I may be more fond of cats but I'm a huge dog lover too! Since I'm recycling this post, here's what I had to say two years ago when I used to stay in Bombay - There are five stray dogs who live right outside my house and the leader of the pack - an adorable affectionate and hyperactive mongrel I call Jumpy, really makes my day. Every morning he follows me to the main gate which I must open and wait for him to cross over, only then does he give me permission to walk out and head to work. And the evenings are the opposite where he sits behind the gate waiting for me to open it, while he waits for me to enter, squealing, whining and jumping on me a million times till I don't pet him and he doesn't calm down. Thus, the name Jumpy. Its really nice to come home to a happy and excited animal. The funny thing with him is when he whines and cries and I mimic him, he keeps going on and on carrying out a conversation in doggie language with me. Nevertheless, I have had a long affectionate one sided conversation with him in English after too much wine.
Anyway, this is something I've known for a while but I though I should share with you. Moscow has a huge number of stray dogs, but a small number of them have figured out how to navigate the subway system.
Biologists say these dogs have figured out that taking the subway is a fast and convenient way to get from place to place. They also have a good sense of time which helps them not to miss their destination. Also, they often choose the last or the first metro car as those are usually less crowded. If they’re traveling in pairs or groups, one dog generally stays awake if the others are snoozing, and wakes them up when they reach their station.

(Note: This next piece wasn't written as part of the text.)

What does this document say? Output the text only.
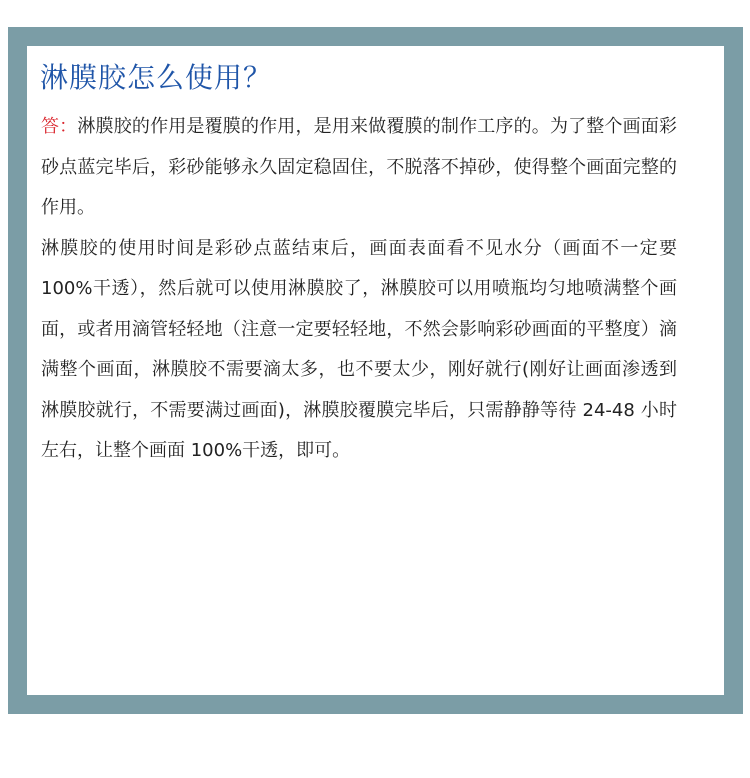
淋膜胶怎么使用？

答：淋膜胶的作用是覆膜的作用，是用来做覆膜的制作工序的。为了整个画面彩砂点蓝完毕后，彩砂能够永久固定稳固住，不脱落不掉砂，使得整个画面完整的作用。

淋膜胶的使用时间是彩砂点蓝结束后，画面表面看不见水分（画面不一定要 100%干透），然后就可以使用淋膜胶了，淋膜胶可以用喷瓶均匀地喷满整个画面，或者用滴管轻轻地（注意一定要轻轻地，不然会影响彩砂画面的平整度）滴满整个画面，淋膜胶不需要滴太多，也不要太少，刚好就行(刚好让画面渗透到淋膜胶就行，不需要满过画面)，淋膜胶覆膜完毕后，只需静静等待 24-48 小时左右，让整个画面 100%干透，即可。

ABC News found a female stray in the Kievskaya station, and followed her as she zipped between the legs of the bustling travelers around her to catch a ride on the Koltsevaya Line. Once aboard, she settled down on the floor among the feet and legs, even dozed a bit, and occasionally got up to mingle with friendly humans.
These metro dogs have not only mastered getting into or out for trains, but, as observed by Ecologists, they have also started playing games like jumping into the train just seconds before the doors shut for fun.
Another skill they have developed is that they cross the road on the green traffic light. “They don’t react on color, but on the picture they see on the traffic light”, a Moscow scientist said.
There is also a touching story about a stray mongrel called Malchik who lived at the Mendeleyevskaya station on the Moscow Metro for about three years. Malchick was a popular station ‘resident’ among rail employees and commuters, and territorially protected the station from drunks and other dogs. He was killed when a 21-year-old woman Yulia Romanova stabbed him with a kitchen knife. Later it was revealed that Romanova has a long history of cruelty to animals and psychiatric treatment. The incident sparked a wave of public outrage regarding the treatment of animals, and, in 2007, a monument was erected in Malchik’s honour at Mendeleyevskaya station. Passersby now rub the Malchik's shiny bronze nose for good luck. More on the monument HERE and HERE.
Are you a dog lover too? Aren't the Moscow Metro Dogs so cool?